More than 100,000 fresh and salt water fish live in the world’s largest aquarium, which opened four years ago in the heart of Atlanta. It was a $290 million gift from Bernard Marcus, co- founder and principal shareholder of Home Depot, the world's largest home improvement retailer. Marcus's original store sits a couple miles from the aquarium. His chain now has 2,200 stores.
"I wanted to do something that had a major impact on downtown.
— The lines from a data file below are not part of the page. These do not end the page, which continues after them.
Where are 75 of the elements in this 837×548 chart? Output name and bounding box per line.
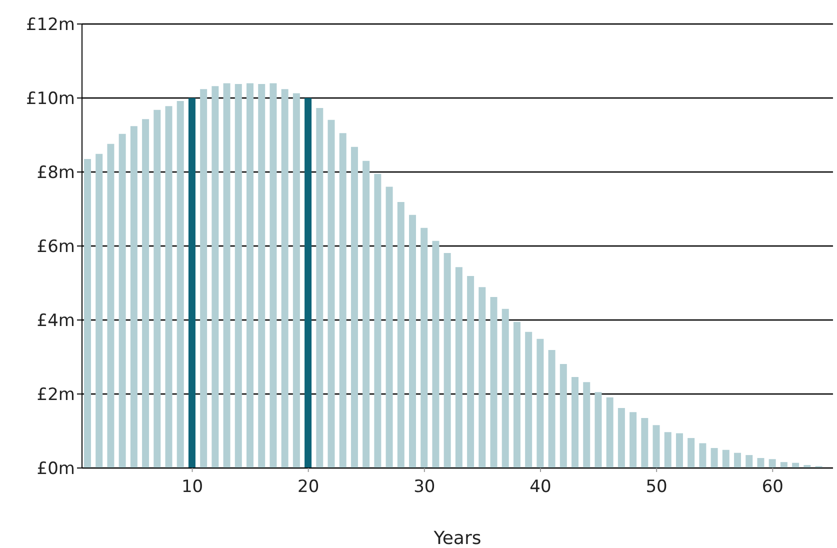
bar xyxy=(328,120,335,468)
x-tick-label: 20 xyxy=(298,477,320,498)
bar xyxy=(606,397,614,468)
x-tick-label: 40 xyxy=(530,477,552,498)
bar xyxy=(432,240,440,468)
bar xyxy=(757,458,764,468)
bar xyxy=(688,438,695,468)
bar xyxy=(316,108,324,468)
bar xyxy=(676,433,683,468)
y-tick-label: £0m xyxy=(36,459,75,480)
bar xyxy=(188,98,196,468)
bar xyxy=(513,322,520,468)
x-tick-label: 10 xyxy=(181,477,204,498)
bar xyxy=(234,84,242,468)
bar xyxy=(583,382,590,468)
bar xyxy=(96,154,103,468)
bar xyxy=(478,287,486,468)
bar xyxy=(176,100,184,468)
x-tick-label: 50 xyxy=(646,477,668,498)
bar xyxy=(281,89,288,468)
y-tick-label: £2m xyxy=(36,385,75,406)
bar xyxy=(641,418,648,468)
y-tick-label: £6m xyxy=(36,237,75,258)
bar xyxy=(200,89,208,468)
bar xyxy=(746,455,753,468)
bar xyxy=(292,93,300,468)
bar xyxy=(548,350,556,468)
y-tick-label: £10m xyxy=(26,89,75,110)
bar xyxy=(525,332,532,468)
y-tick-label: £4m xyxy=(36,311,75,332)
bar xyxy=(304,98,312,468)
bar xyxy=(630,412,637,468)
bar xyxy=(362,160,370,468)
bar xyxy=(212,86,219,468)
bar xyxy=(664,432,672,468)
bar xyxy=(444,253,451,468)
bar xyxy=(130,126,138,468)
bar xyxy=(594,392,602,468)
bar xyxy=(490,297,498,468)
x-axis-title: Years xyxy=(432,528,482,548)
bar xyxy=(397,202,404,468)
bar xyxy=(722,450,730,468)
bar xyxy=(223,83,230,468)
bar xyxy=(780,462,788,468)
bar xyxy=(734,452,742,468)
bar xyxy=(154,110,161,468)
x-tick-label: 60 xyxy=(762,477,784,498)
bar xyxy=(455,267,462,468)
bar xyxy=(699,443,706,468)
x-tick-label: 30 xyxy=(414,477,436,498)
bar xyxy=(270,83,277,468)
bar xyxy=(84,159,91,468)
bar xyxy=(246,83,254,468)
bar xyxy=(420,228,428,468)
bar xyxy=(560,364,567,468)
bar xyxy=(536,338,544,468)
y-tick-label: £12m xyxy=(26,15,75,36)
bar xyxy=(118,134,126,468)
bar xyxy=(142,119,150,468)
bar xyxy=(652,425,660,468)
bar xyxy=(339,133,346,468)
bar xyxy=(710,448,718,468)
y-tick-label: £8m xyxy=(36,163,75,184)
bar xyxy=(572,376,579,468)
bar xyxy=(107,144,114,468)
bar xyxy=(618,408,625,468)
bar xyxy=(165,106,172,468)
bar xyxy=(350,146,358,468)
bar xyxy=(502,308,509,468)
bar xyxy=(258,84,266,468)
bar xyxy=(386,186,393,468)
bar xyxy=(409,214,416,468)
bar xyxy=(467,276,474,468)
bar xyxy=(374,174,382,468)
bar xyxy=(768,459,776,468)
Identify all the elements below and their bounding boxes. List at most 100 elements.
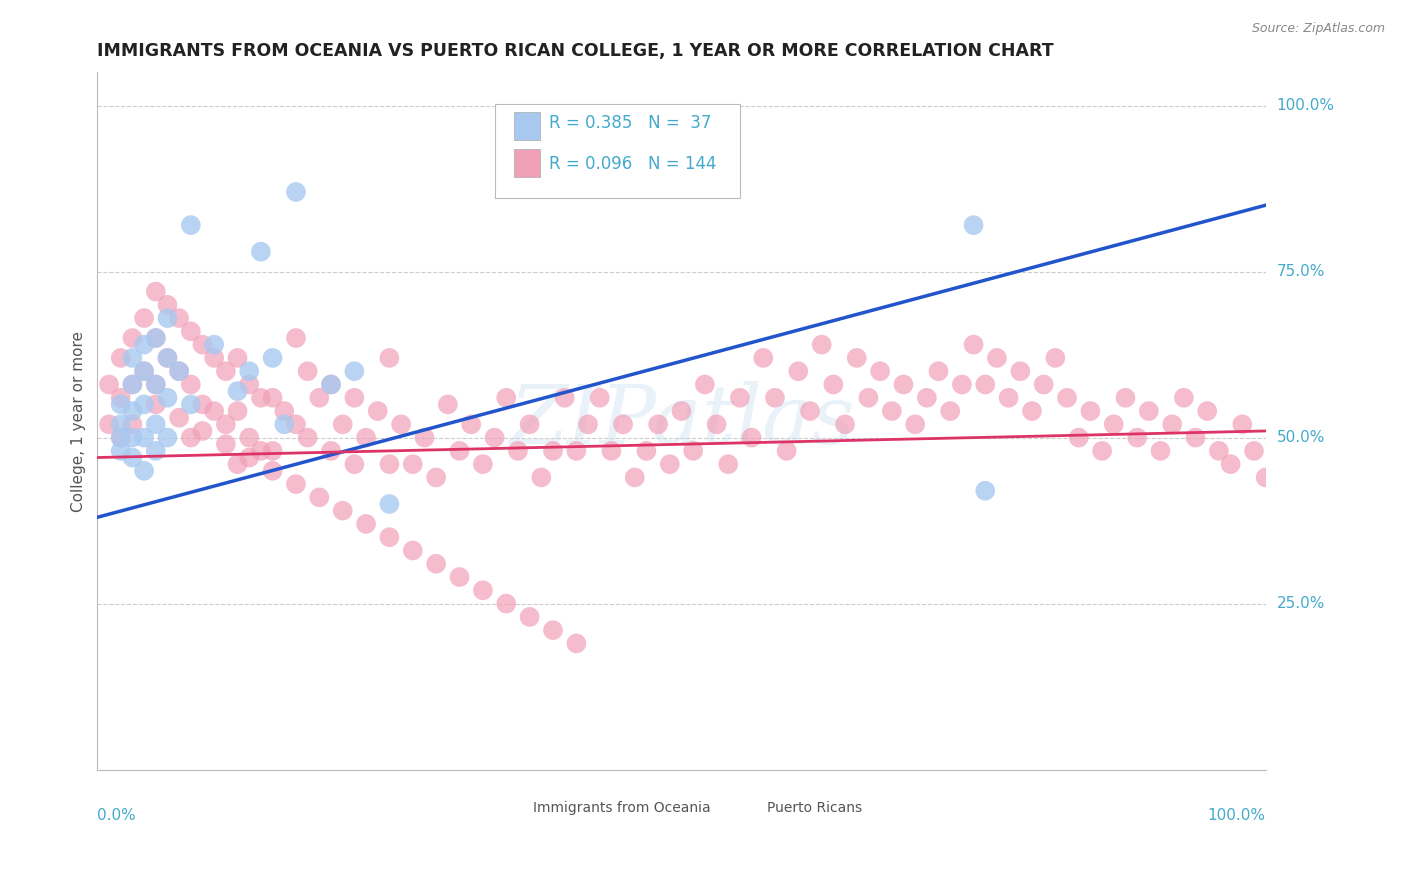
Point	[1032, 377, 1054, 392]
Point	[132, 431, 155, 445]
Point	[273, 404, 295, 418]
Point	[1080, 404, 1102, 418]
Point	[273, 417, 295, 432]
Point	[167, 311, 190, 326]
Point	[519, 610, 541, 624]
Point	[226, 351, 249, 365]
Point	[378, 497, 401, 511]
Point	[319, 377, 342, 392]
Point	[145, 377, 167, 392]
Point	[1137, 404, 1160, 418]
Point	[682, 443, 704, 458]
Point	[238, 364, 260, 378]
Point	[262, 391, 284, 405]
Point	[332, 503, 354, 517]
Point	[121, 377, 143, 392]
Point	[238, 377, 260, 392]
FancyBboxPatch shape	[515, 149, 540, 177]
Point	[262, 464, 284, 478]
Point	[449, 570, 471, 584]
Point	[437, 397, 460, 411]
Point	[1161, 417, 1184, 432]
Point	[1149, 443, 1171, 458]
Point	[962, 337, 984, 351]
Point	[319, 377, 342, 392]
Y-axis label: College, 1 year or more: College, 1 year or more	[72, 331, 86, 511]
Point	[589, 391, 612, 405]
Point	[145, 443, 167, 458]
Point	[262, 443, 284, 458]
Point	[658, 457, 681, 471]
Point	[389, 417, 412, 432]
Point	[974, 377, 997, 392]
Point	[706, 417, 728, 432]
Point	[449, 443, 471, 458]
Point	[180, 431, 202, 445]
Point	[98, 417, 121, 432]
Point	[1197, 404, 1219, 418]
Point	[180, 377, 202, 392]
Point	[413, 431, 436, 445]
Point	[145, 331, 167, 345]
Point	[145, 285, 167, 299]
Point	[367, 404, 389, 418]
Point	[145, 417, 167, 432]
Point	[1126, 431, 1149, 445]
Point	[110, 431, 132, 445]
Point	[145, 397, 167, 411]
Point	[425, 470, 447, 484]
Point	[1091, 443, 1114, 458]
Point	[343, 391, 366, 405]
Point	[460, 417, 482, 432]
Point	[238, 450, 260, 465]
Point	[378, 457, 401, 471]
Point	[939, 404, 962, 418]
Point	[226, 404, 249, 418]
Point	[156, 298, 179, 312]
Point	[763, 391, 786, 405]
Point	[1208, 443, 1230, 458]
Point	[576, 417, 599, 432]
Point	[180, 218, 202, 232]
Point	[297, 431, 319, 445]
Point	[530, 470, 553, 484]
Point	[495, 391, 517, 405]
Point	[869, 364, 891, 378]
Point	[693, 377, 716, 392]
Text: 50.0%: 50.0%	[1277, 430, 1324, 445]
Point	[962, 218, 984, 232]
Point	[132, 364, 155, 378]
Point	[495, 597, 517, 611]
Point	[810, 337, 832, 351]
FancyBboxPatch shape	[515, 112, 540, 140]
Point	[402, 457, 425, 471]
Point	[132, 397, 155, 411]
Point	[284, 331, 307, 345]
Point	[215, 417, 238, 432]
Point	[156, 351, 179, 365]
Point	[250, 443, 273, 458]
Point	[284, 477, 307, 491]
Point	[834, 417, 856, 432]
Point	[1045, 351, 1067, 365]
Text: 100.0%: 100.0%	[1277, 98, 1334, 113]
Point	[167, 364, 190, 378]
Point	[612, 417, 634, 432]
Point	[180, 324, 202, 338]
Point	[471, 583, 494, 598]
Point	[880, 404, 903, 418]
Point	[156, 311, 179, 326]
Point	[121, 351, 143, 365]
Point	[110, 417, 132, 432]
Point	[202, 337, 225, 351]
Point	[974, 483, 997, 498]
Point	[728, 391, 751, 405]
Point	[332, 417, 354, 432]
Point	[238, 431, 260, 445]
Point	[167, 364, 190, 378]
Point	[202, 351, 225, 365]
Point	[858, 391, 880, 405]
Point	[484, 431, 506, 445]
Point	[717, 457, 740, 471]
Point	[110, 351, 132, 365]
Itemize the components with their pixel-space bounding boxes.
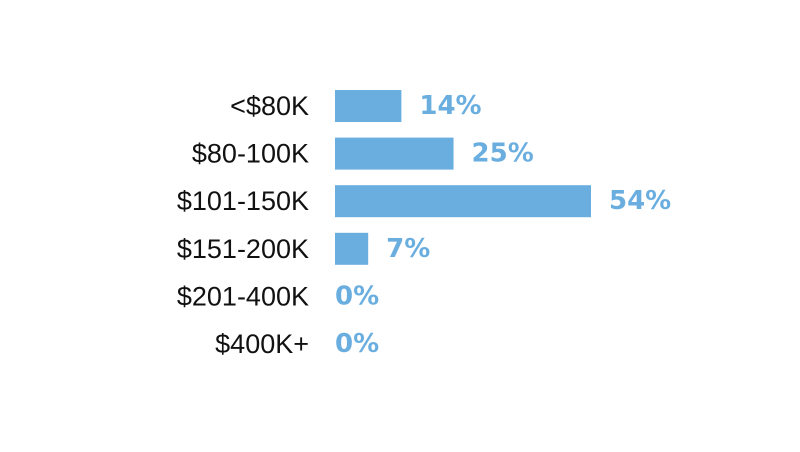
value-label: 25% xyxy=(472,139,534,169)
bar xyxy=(335,90,402,122)
category-label: $151-200K xyxy=(177,234,309,264)
value-label: 0% xyxy=(335,329,379,359)
value-label: 0% xyxy=(335,281,379,311)
bar xyxy=(335,185,591,218)
category-label: $80-100K xyxy=(192,139,309,169)
value-labels: 14%25%54%7%0%0% xyxy=(335,91,671,359)
category-label: $101-150K xyxy=(177,186,309,216)
value-label: 7% xyxy=(386,234,430,264)
category-labels: <$80K $80-100K $101-150K $151-200K $201-400K… xyxy=(177,91,309,359)
bar xyxy=(335,232,369,265)
bar xyxy=(335,137,454,170)
value-label: 14% xyxy=(419,91,481,121)
category-label: $400K+ xyxy=(215,329,309,359)
value-label: 54% xyxy=(609,186,671,216)
category-label: <$80K xyxy=(230,91,309,121)
bars xyxy=(335,90,591,265)
category-label: $201-400K xyxy=(177,281,309,311)
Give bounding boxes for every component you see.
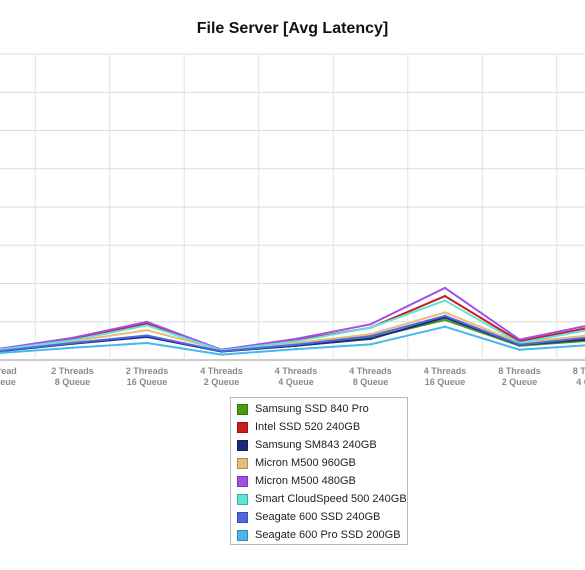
data-point: [443, 286, 447, 290]
legend-swatch: [237, 421, 248, 433]
data-point: [369, 335, 372, 338]
data-point: [443, 299, 447, 302]
data-point: [443, 294, 447, 298]
data-point: [145, 320, 149, 324]
legend-item: Samsung SSD 840 Pro: [231, 400, 407, 418]
data-point: [369, 343, 372, 346]
data-point: [369, 332, 372, 336]
data-point: [220, 353, 223, 356]
legend-swatch: [237, 529, 248, 541]
data-point: [145, 341, 149, 345]
legend-item: Intel SSD 520 240GB: [231, 418, 407, 436]
data-point: [369, 326, 372, 329]
legend-item: Micron M500 960GB: [231, 454, 407, 472]
legend-swatch: [237, 439, 248, 451]
legend-swatch: [237, 493, 248, 505]
x-tick-label: 8 Threads 2 Queue: [498, 366, 541, 387]
data-point: [294, 347, 298, 351]
legend-label: Micron M500 480GB: [255, 475, 356, 487]
data-point: [220, 349, 223, 353]
legend-label: Smart CloudSpeed 500 240GB: [255, 493, 407, 505]
data-point: [518, 338, 521, 341]
legend: Samsung SSD 840 Pro Intel SSD 520 240GB Sa…: [230, 397, 408, 545]
data-point: [443, 325, 447, 328]
data-point: [443, 314, 447, 317]
legend-label: Micron M500 960GB: [255, 457, 356, 469]
data-point: [294, 337, 298, 341]
data-point: [294, 343, 298, 346]
legend-item: Micron M500 480GB: [231, 472, 407, 490]
chart-title: File Server [Avg Latency]: [196, 20, 389, 37]
legend-swatch: [237, 403, 248, 415]
data-point: [369, 323, 372, 326]
legend-swatch: [237, 511, 248, 523]
legend-item: Samsung SM843 240GB: [231, 436, 407, 454]
data-point: [145, 324, 149, 327]
x-tick-label: 4 Threads 16 Queue: [424, 366, 467, 387]
x-tick-label: 4 Threads 2 Queue: [200, 366, 243, 387]
legend-item: Seagate 600 Pro SSD 200GB: [231, 526, 407, 544]
legend-item: Smart CloudSpeed 500 240GB: [231, 490, 407, 508]
data-point: [294, 341, 298, 345]
data-point: [145, 328, 149, 332]
legend-label: Intel SSD 520 240GB: [255, 421, 361, 433]
data-point: [443, 311, 447, 314]
legend-label: Seagate 600 SSD 240GB: [255, 511, 381, 523]
grid-lines: [0, 53, 585, 361]
data-point: [443, 318, 447, 322]
x-tick-label: 1 Thread8 Queue: [0, 366, 17, 387]
x-tick-label: 4 Threads 8 Queue: [349, 366, 392, 387]
data-point: [71, 341, 74, 345]
legend-swatch: [237, 475, 248, 487]
x-tick-label: 4 Threads 4 Queue: [275, 366, 318, 387]
data-point: [518, 343, 521, 346]
x-tick-label: 2 Threads 16 Queue: [126, 366, 169, 387]
data-point: [71, 336, 74, 340]
data-point: [518, 348, 521, 351]
data-point: [71, 339, 74, 342]
x-tick-label: 2 Threads 8 Queue: [51, 366, 94, 387]
data-point: [71, 346, 74, 349]
series-layer: [0, 286, 585, 356]
legend-swatch: [237, 457, 248, 469]
legend-label: Samsung SM843 240GB: [255, 439, 377, 451]
data-point: [145, 334, 149, 337]
legend-item: Seagate 600 SSD 240GB: [231, 508, 407, 526]
data-point: [294, 340, 298, 343]
data-point: [369, 337, 372, 341]
legend-label: Samsung SSD 840 Pro: [255, 403, 369, 415]
legend-label: Seagate 600 Pro SSD 200GB: [255, 529, 401, 541]
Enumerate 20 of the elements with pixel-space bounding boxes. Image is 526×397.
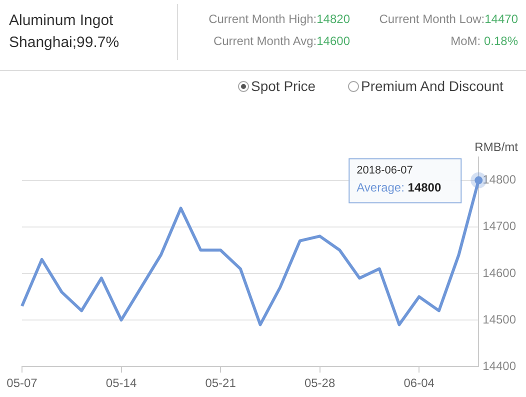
chart-subtitle: Shanghai;99.7%	[9, 34, 120, 51]
y-axis-title: RMB/mt	[474, 140, 518, 154]
chart-title: Aluminum Ingot	[9, 12, 114, 29]
text: Premium And Discount	[361, 78, 504, 94]
x-tick-label: 05-28	[304, 376, 336, 390]
annotation: 2018-06-07 Average: 14800	[356, 164, 442, 195]
x-tick-label: 05-14	[106, 376, 137, 390]
y-tick-label: 14700	[482, 219, 516, 234]
text: Current Month Avg:14600	[213, 34, 350, 48]
text: Current Month High:14820	[208, 12, 350, 26]
x-tick-label: 06-04	[404, 376, 435, 390]
y-tick-label: 14500	[482, 312, 516, 326]
text: Spot Price	[251, 78, 316, 94]
text: Current Month Low:14470	[379, 12, 518, 26]
y-tick-label: 14800	[482, 172, 516, 187]
x-tick-label: 05-21	[205, 376, 236, 390]
text: MoM: 0.18%	[450, 34, 518, 48]
y-tick-label: 14600	[482, 266, 516, 280]
x-tick-label: 05-07	[6, 376, 38, 390]
y-tick-label: 14400	[482, 358, 516, 373]
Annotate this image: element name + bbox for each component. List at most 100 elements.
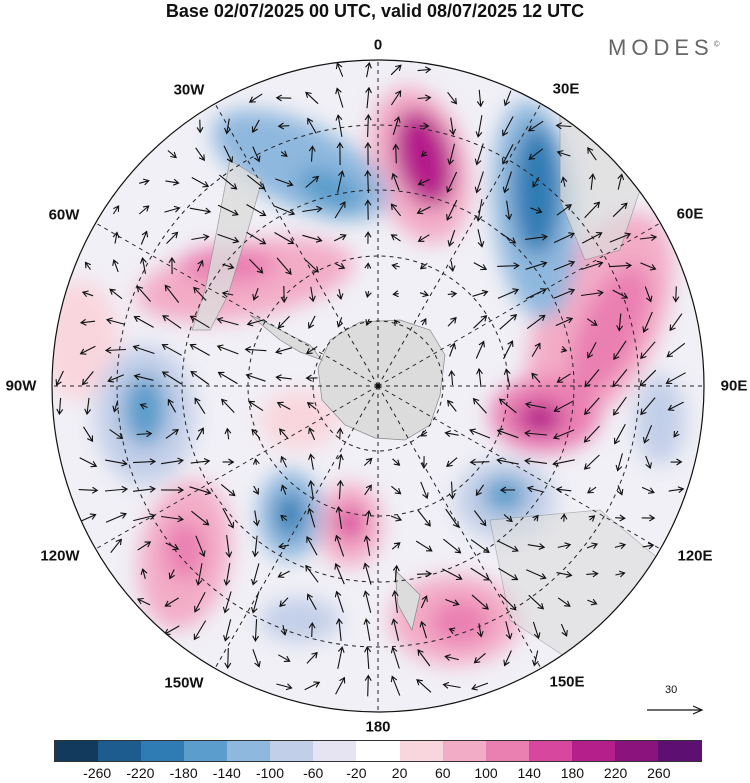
wind-arrow — [280, 484, 288, 495]
colorbar-swatch — [184, 741, 228, 761]
wind-arrow — [248, 93, 263, 103]
wind-arrow — [364, 169, 372, 194]
wind-arrow — [524, 457, 547, 465]
wind-arrow — [446, 199, 458, 221]
wind-arrow — [280, 285, 288, 304]
wind-arrow — [500, 232, 517, 244]
wind-arrow — [161, 457, 184, 465]
wind-arrow — [246, 204, 267, 217]
wind-arrow — [335, 62, 344, 77]
wind-arrow — [305, 346, 318, 354]
anomaly-positive — [260, 390, 340, 450]
wind-arrow — [666, 342, 686, 358]
wind-arrow — [191, 177, 210, 188]
wind-arrow — [84, 261, 92, 270]
wind-arrow — [247, 174, 266, 190]
wind-arrow — [473, 262, 488, 271]
wind-arrow — [503, 650, 512, 667]
wind-arrow — [191, 233, 210, 241]
wind-arrow — [104, 485, 129, 493]
wind-arrow — [280, 455, 287, 468]
wind-arrow — [278, 654, 291, 662]
colorbar-tick-label: 20 — [391, 765, 408, 781]
wind-arrow — [613, 424, 626, 445]
lon-label-0: 0 — [373, 36, 383, 54]
wind-arrow — [528, 148, 544, 160]
wind-arrow — [308, 286, 316, 303]
wind-arrow — [505, 200, 513, 221]
wind-arrow — [668, 486, 685, 494]
colorbar-swatch — [98, 741, 142, 761]
wind-arrow — [526, 485, 545, 493]
wind-arrow — [391, 485, 402, 495]
wind-arrow — [497, 262, 520, 270]
colorbar-ticks: -260 -220 -180 -140 -100 -60 -20 20 60 100 140 180 2… — [0, 765, 750, 783]
wind-arrow — [166, 231, 179, 244]
wind-arrow — [390, 64, 402, 76]
wind-arrow — [139, 178, 150, 186]
wind-arrow — [194, 397, 206, 414]
wind-arrow — [112, 205, 120, 215]
colorbar-tick-label: -180 — [169, 765, 198, 781]
wind-arrow — [419, 262, 428, 270]
wind-arrow — [503, 368, 511, 387]
wind-arrow — [471, 594, 489, 610]
wind-arrow — [112, 259, 119, 273]
wind-arrow — [193, 286, 207, 301]
colorbar-swatch — [227, 741, 271, 761]
wind-arrow — [502, 171, 513, 194]
wind-arrow — [337, 170, 345, 193]
wind-arrow — [335, 114, 343, 137]
wind-arrow — [336, 479, 344, 500]
wind-arrow — [616, 485, 624, 496]
wind-arrow — [390, 675, 401, 696]
wind-arrow — [588, 173, 596, 190]
wind-arrow — [419, 122, 430, 130]
wind-arrow — [302, 205, 323, 213]
wind-arrow — [364, 113, 372, 138]
wind-arrow — [447, 91, 458, 105]
wind-arrow — [83, 426, 94, 443]
wind-arrow — [642, 542, 655, 550]
wind-arrow — [532, 621, 541, 640]
wind-arrow — [308, 453, 315, 470]
wind-arrow — [306, 402, 317, 410]
wind-arrow — [55, 370, 64, 386]
wind-arrow — [392, 116, 401, 135]
wind-arrow — [253, 510, 260, 527]
wind-arrow — [165, 178, 180, 186]
wind-arrow — [306, 535, 318, 556]
wind-arrow — [560, 513, 568, 522]
wind-arrow — [640, 262, 657, 271]
wind-arrow — [365, 318, 372, 326]
wind-arrow — [553, 288, 576, 299]
wind-arrow — [475, 484, 485, 497]
wind-arrow — [277, 122, 290, 130]
wind-arrow — [161, 343, 182, 356]
wind-arrow — [499, 313, 518, 330]
colorbar-swatch — [614, 741, 658, 761]
wind-arrow — [448, 627, 456, 635]
wind-arrow — [364, 645, 372, 670]
wind-arrow — [470, 567, 491, 581]
lon-label-90w: 90W — [5, 377, 37, 395]
wind-arrow — [475, 340, 485, 359]
wind-arrow — [308, 427, 316, 441]
wind-arrow — [673, 430, 680, 438]
lon-label-120w: 120W — [40, 547, 80, 565]
colorbar-swatch — [657, 741, 701, 761]
wind-arrow — [216, 344, 239, 355]
wind-arrow — [224, 118, 231, 135]
wind-arrow — [363, 590, 372, 613]
wind-vectors — [55, 61, 686, 697]
anomaly-negative — [635, 375, 685, 465]
wind-arrow — [532, 176, 540, 188]
wind-arrow — [557, 542, 572, 549]
colorbar-tick-label: 220 — [603, 765, 628, 781]
wind-arrow — [581, 260, 604, 270]
wind-arrow — [196, 427, 204, 441]
wind-arrow — [498, 398, 517, 414]
colorbar-swatch — [270, 741, 314, 761]
lon-label-120e: 120E — [677, 547, 713, 565]
wind-arrow — [553, 232, 575, 244]
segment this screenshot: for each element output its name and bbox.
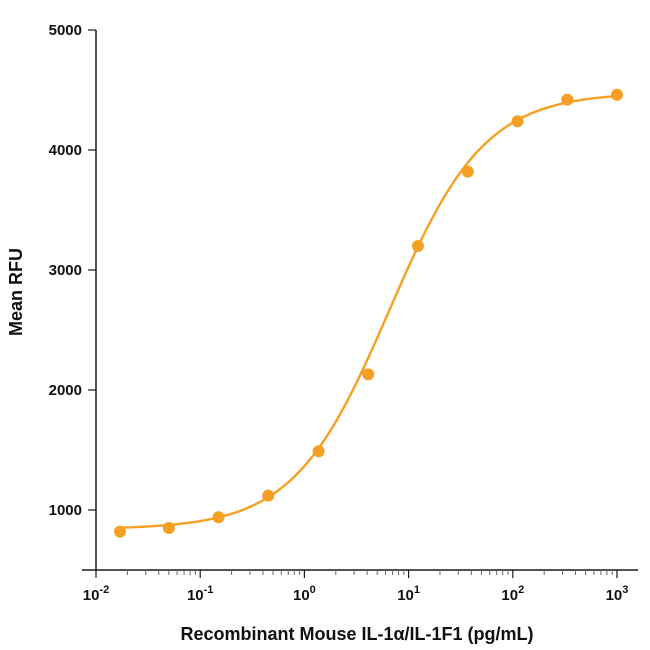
y-tick-label: 4000 bbox=[49, 142, 82, 159]
x-tick-label: 10-2 bbox=[83, 584, 109, 604]
data-point bbox=[611, 88, 623, 101]
data-points bbox=[114, 88, 623, 538]
data-point bbox=[561, 93, 574, 106]
axes bbox=[82, 30, 638, 571]
y-tick-label: 5000 bbox=[49, 22, 82, 39]
x-tick-label: 103 bbox=[606, 584, 629, 604]
x-tick-label: 100 bbox=[293, 584, 316, 604]
y-tick-label: 2000 bbox=[49, 382, 82, 399]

Something that would draw people to the area, not only folks from out o f town, but those living in communities around Atlanta, people who may have never been to downtown or only to a football or basketball game," said Marcus at the opening of his civic gift.
"When you bring people in, they're going to spend money, and spending money is going to create jobs in this state and create an environment where this state can prosper better than it ever did before."
A 16,400-square-foot ballroom in the aquarium has a large picture window looking into a special zone for beluga whales. Another zone for penguins has a glass dome, like a moon roof, where visitors can crawl through a tunnel and pop up amidst the penguins. 
The aquarium depicts five environmental zones on earth, from the Arctic to tropical seas to fresh water mountain streams and each gallery houses indigenous fish life. Belugas don't swim in the same waters as the Napoleon wrasse, also known as the Maori wrasse, a grouper from Australia's Great Barrier Reef. Those fish are 2.13 metres long and weigh 400 pounds. Adults pay $24 for admission, seniors $20 and $18 for children 3-to-12. The $225 fee to snorkel with the gentle giants includes admission and all equipment. Scuba divers pay $325.
Coca-Cola Ltd., headquartered in Atlanta, donated the nine acres for the aquarium and two years ago opened the New World of Coca-Cola right next door. The 62,000-square-foot entertainment centre includes a full-scale bottling plant, 1,500 Coca-Cola artifacts never seen by the public before, a taste-testing kiosk, a theatre showing the 120-year history of Coke in Atlanta, its familiar advertising presentations over the years and the company's projected future. Adult admission is $14, seniors $12, kids are $8 and children under four are free with an adult.
Across Centennial Olympic Park, a green oasis in the heart of downtown Atlanta, from the Georgia Aquarium and Coca-Cola's new splash you can watch the world unfold by touring  CNN’s World Headquarters. That also costs $8 and you may even get Wolf Blitzer's autograph.
These three attractions are located about three blocks off Interstate 75 where it cuts through downtown Atlanta. Many thousands of Canadians drive that highway going to and fro Florida’s beaches further south.